In that light, Uncle Tupelo's attempt to fuse rock and country was nothing groundbreaking. What was groundbreaking was the particular form that that fusion took, one that was influential enough that bands are still consciously (and unconsciously) emulating Uncle Tupelo's sound today, close to 10 years after the band's demise. Uncle Tupelo managed to weld together a type of rock - punk or what punk had developed into, indie rock - with particular elements of country, primarily older, pre-honky-tonk variants such as (most famously) the Carter Family, from whom the band gained the title of its debut, and allied folk musics. The ancient sounds and sentiments of "No Depression" at one end and the eulogistic mission statement "D. Boon" at the other marked the poles between which the music of the band between which the music of the band oscillated.
Songs full of thrash or giddyup rhythms that displayed the band's striking penchant for start-and-stop dynamics and abrupt tempo changes alternated with spare folk; other songs combined both poles by inserting exquisitely mournful country in the midst of surging rock, or underlaying crashing guitar with a banjo's twang. (The band's bipolarity was also found in its songwriting concerns - a desolate populism combined with more inward-looking and less didactic songs, a division that corresponded roughly, but not exactly, to the voices of Jay Farrar and Jeff Tweedy.)

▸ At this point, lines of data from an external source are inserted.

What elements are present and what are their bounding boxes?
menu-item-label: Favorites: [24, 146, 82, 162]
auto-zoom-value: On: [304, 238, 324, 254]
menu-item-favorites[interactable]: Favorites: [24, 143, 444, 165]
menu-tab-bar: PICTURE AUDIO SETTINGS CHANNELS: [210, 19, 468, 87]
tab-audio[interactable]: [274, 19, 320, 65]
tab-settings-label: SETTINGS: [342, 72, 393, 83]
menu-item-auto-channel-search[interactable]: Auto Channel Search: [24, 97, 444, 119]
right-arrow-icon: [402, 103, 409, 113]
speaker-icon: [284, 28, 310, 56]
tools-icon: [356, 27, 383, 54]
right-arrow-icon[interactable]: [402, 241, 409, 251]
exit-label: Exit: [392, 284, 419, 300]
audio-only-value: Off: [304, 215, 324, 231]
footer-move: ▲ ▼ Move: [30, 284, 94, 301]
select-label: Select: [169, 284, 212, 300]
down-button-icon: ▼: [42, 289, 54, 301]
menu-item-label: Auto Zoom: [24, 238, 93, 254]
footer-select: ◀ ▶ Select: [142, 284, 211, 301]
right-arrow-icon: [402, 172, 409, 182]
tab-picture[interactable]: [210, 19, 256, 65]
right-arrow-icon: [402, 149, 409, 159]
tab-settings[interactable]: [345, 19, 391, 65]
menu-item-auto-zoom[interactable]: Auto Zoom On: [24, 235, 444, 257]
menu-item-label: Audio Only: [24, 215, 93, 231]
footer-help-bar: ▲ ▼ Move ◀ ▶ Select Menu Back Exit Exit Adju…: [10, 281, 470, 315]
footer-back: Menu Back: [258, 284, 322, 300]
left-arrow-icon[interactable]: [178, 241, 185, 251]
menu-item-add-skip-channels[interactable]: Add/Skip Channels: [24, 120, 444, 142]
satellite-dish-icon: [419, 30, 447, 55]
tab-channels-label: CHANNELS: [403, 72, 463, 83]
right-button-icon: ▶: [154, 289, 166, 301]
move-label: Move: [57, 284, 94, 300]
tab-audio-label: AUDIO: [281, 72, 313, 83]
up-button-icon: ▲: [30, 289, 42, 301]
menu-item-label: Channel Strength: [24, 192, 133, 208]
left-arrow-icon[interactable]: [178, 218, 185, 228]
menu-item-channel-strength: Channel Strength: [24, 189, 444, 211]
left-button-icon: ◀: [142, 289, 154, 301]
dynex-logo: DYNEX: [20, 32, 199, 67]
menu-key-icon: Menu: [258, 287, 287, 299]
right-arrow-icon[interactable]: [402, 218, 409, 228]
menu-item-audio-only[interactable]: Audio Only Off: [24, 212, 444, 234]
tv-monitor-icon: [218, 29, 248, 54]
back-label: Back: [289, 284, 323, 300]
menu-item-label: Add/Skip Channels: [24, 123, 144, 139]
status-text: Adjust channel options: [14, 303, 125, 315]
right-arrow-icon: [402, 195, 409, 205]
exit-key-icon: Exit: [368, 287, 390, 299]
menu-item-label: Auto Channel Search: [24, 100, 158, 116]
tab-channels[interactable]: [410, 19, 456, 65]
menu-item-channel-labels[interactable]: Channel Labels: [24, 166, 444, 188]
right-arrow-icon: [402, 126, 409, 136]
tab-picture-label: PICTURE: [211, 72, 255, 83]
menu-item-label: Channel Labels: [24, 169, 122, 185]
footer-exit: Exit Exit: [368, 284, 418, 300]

The simultaneous reissue of Uncle Tupelo's entire album output (augmented with the standard bounty of outtakes, rarities, etc.) allows for a survey of the sweep and evolution of those oscillations, beginning with "No Depression's" merging and juxtaposing and merging of punk-derived guitar thrash with country strains, and its echo and refinement on the band's sophomore record. The gone-acoustic record, "March 16-20, 1992," a stripped-down visit to the folk learning grounds documented by Alan Lomax and Mose Asch that also managed to preserve the rock 'n' roll intensity of the band in the absence of electricity, made explicit what songs such as "Still Be Around" and "Watch Me Fall" from the band's previous two releases implied and touched upon.